At the 2005 Austrian Scholars Conference, Martin Masse spoke favorably of Epicurus as a forerunner of libertarian philosophy:

Plato, Aristotle, the Stoics, were all statists to various degrees, glorified political involvement, and devised political programs for their audiences of rich and well-connected aristocrats. Epicurus focused on the individual search for happiness, counseled not to get involved in politics because of the personal trouble it brings, and thought that politics was irrelevant….He had no political program to offer and one can find no concept of collective virtues or order or justice in his teachings….

The Epicurean wise man will keep the covenant and not harm others not because he wishes to comply with some moral injunction being imposed from above, but simply because that’s the best way to pursue his happiness and keep his tranquility of mind.

Epicurus believed that tranquility of mind could not be found in political involvement, that we can choose life without fearing death, and rejected superstition in favor of empiricism. His contractarian theory of justice anticipated a philosophical tradition that looks for the source of morals in agreement (”neither to harm nor be harmed”), but that treats politics with skepticism.

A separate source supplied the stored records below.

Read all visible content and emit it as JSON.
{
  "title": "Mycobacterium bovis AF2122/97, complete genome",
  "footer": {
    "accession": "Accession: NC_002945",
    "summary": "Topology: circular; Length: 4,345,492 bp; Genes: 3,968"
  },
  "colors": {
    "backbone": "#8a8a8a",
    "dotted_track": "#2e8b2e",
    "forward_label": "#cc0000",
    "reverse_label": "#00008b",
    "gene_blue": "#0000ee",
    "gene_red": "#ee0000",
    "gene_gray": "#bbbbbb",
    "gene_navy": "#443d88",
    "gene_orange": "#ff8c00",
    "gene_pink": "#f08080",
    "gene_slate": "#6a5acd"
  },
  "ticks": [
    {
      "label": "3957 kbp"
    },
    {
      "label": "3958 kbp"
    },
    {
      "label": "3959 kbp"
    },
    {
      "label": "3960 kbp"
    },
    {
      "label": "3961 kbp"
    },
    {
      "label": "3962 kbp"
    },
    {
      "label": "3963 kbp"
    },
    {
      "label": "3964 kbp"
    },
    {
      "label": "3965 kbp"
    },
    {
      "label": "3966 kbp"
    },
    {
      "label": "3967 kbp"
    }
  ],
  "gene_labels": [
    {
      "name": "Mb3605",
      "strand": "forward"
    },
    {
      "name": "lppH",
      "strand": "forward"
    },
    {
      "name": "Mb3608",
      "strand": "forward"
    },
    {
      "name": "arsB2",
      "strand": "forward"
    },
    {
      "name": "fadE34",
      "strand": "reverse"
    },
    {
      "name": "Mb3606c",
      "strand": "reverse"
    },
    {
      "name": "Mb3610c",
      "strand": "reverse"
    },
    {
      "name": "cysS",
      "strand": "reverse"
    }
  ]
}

The 20th century witnessed a progressive decomposition of liberal thought and the celebration of a politicized society. No person, or according to some people, no atom, should be exempt from the special plans that are being made for this world. Although the 2008 financial meltdown could have given pause to those that see society as a means to an end, the emerging wisdom is that the current problems were caused by a lack of control instead of a lack of restraint.

During the final years of his life the reactionary thinker Julius Evola had to face the question of how a  radical traditionalist was to act in a world that had evolved into the opposite of what he stood for. Evola recommended a detached life, or as the wisdom goes, “to be in the world, but not of it.” He advocated  apolitea, the withdrawal from contemporary politics and abandonment of political activism.  Instead of fighting the current age he recommended to “ride the tiger” until the tiger is exhausted.  One does not have to follow Evola in his obscurantist philosophies to appreciate this perspective.

This is part 3 in a 3 part series on voting, elections and politics.